Electrical impedance myography to assess outcome in amyotrophic lateral sclerosis clinical trials

Abstract

Objective: Standard outcome measures used for amyotrophic lateral sclerosis (ALS) clinical trials, including the ALS functional rating scale-revised (ALSFRS-R), maximal voluntary isometric contraction testing (MVICT), and manual muscle testing (MMT), are limited in their ability to detect subtle disease progression. Electrical impedance myography (EIM) is a new non-invasive technique that provides quantitative data on muscle health by measuring localized tissue impedance. This study investigates whether EIM could provide a new outcome measure for use in ALS clinical trials work.

Methods: Fifteen ALS patients underwent repeated EIM measurements of one or more muscles over a period of up to 18 months and the primary outcome variable, theta(z-max), measured. The theta(z-max) megascore was then calculated using the same approach as has been applied in the past for MVICT. This and the MMT data were then used to assess each measure's statistical power to detect a given effect on disease progression in a hypothetical planned clinical therapeutic trial.
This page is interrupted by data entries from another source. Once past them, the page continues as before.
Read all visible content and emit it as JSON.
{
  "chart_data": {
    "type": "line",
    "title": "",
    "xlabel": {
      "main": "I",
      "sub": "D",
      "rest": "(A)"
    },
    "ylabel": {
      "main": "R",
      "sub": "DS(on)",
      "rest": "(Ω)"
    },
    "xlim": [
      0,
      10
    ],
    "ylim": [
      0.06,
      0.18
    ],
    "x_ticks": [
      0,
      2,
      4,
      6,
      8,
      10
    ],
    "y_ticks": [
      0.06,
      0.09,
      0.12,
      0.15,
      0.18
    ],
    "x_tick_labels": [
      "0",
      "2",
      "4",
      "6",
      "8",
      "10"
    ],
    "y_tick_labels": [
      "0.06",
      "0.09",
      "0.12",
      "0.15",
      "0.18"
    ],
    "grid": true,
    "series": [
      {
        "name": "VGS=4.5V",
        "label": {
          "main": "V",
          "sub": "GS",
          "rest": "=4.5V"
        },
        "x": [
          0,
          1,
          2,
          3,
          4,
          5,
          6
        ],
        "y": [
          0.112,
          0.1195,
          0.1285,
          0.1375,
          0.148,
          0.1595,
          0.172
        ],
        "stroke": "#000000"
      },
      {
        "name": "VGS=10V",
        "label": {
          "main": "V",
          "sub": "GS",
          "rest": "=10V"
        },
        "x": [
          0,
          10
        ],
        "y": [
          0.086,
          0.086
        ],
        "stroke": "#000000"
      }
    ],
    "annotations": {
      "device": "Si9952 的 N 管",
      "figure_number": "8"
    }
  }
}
Results: theta(z-max) showed a mean decline of about 21% for the test period, averaged across all patients and all tested muscles. The theta(z-max) megascore had a power of 73% to detect a 10% treatment effect in our planned hypothetical trial, as compared to a 28% power for MMT. These results also compared favorably to historical data for ALSFRS-R and MVICT arm megascore from the trial of celecoxib in ALS, where both measures had only a 23% power to detect the same 10% treatment effect.

Conclusions: The theta(z-max) megascore may provide a powerful new outcome measure for ALS clinical trials.

Significance: The application of EIM to future ALS trials may allow for smaller, faster studies with an improved ability to detect subtle progression of the disease and treatment effects.

Figures

Figure 1

Standard EIM set-up for recording over tibialis anterior. The current injecting electrodes are placed on both feet and the voltage electrode array is positioned over the muscle. The entire array is used to calculate θavg, whereas only the first and last voltage electrodes (circled) are used to calculate θz-max.

Figure 2

Plot of θz-max megascore over time in each of the 15 ALS patients. The data from two patients are overlying one another (both starting at approximately −1.2 points).

Figure 3

Plot of potential power for three different effect sizes for each of the measures investigated based on the 1-year study design described in the text. Note that the ALSFRS-R and MVICT megascore values virtually overlie one another. *Data derived from celecoxib in ALS study (Cudkowicz et al, 2006).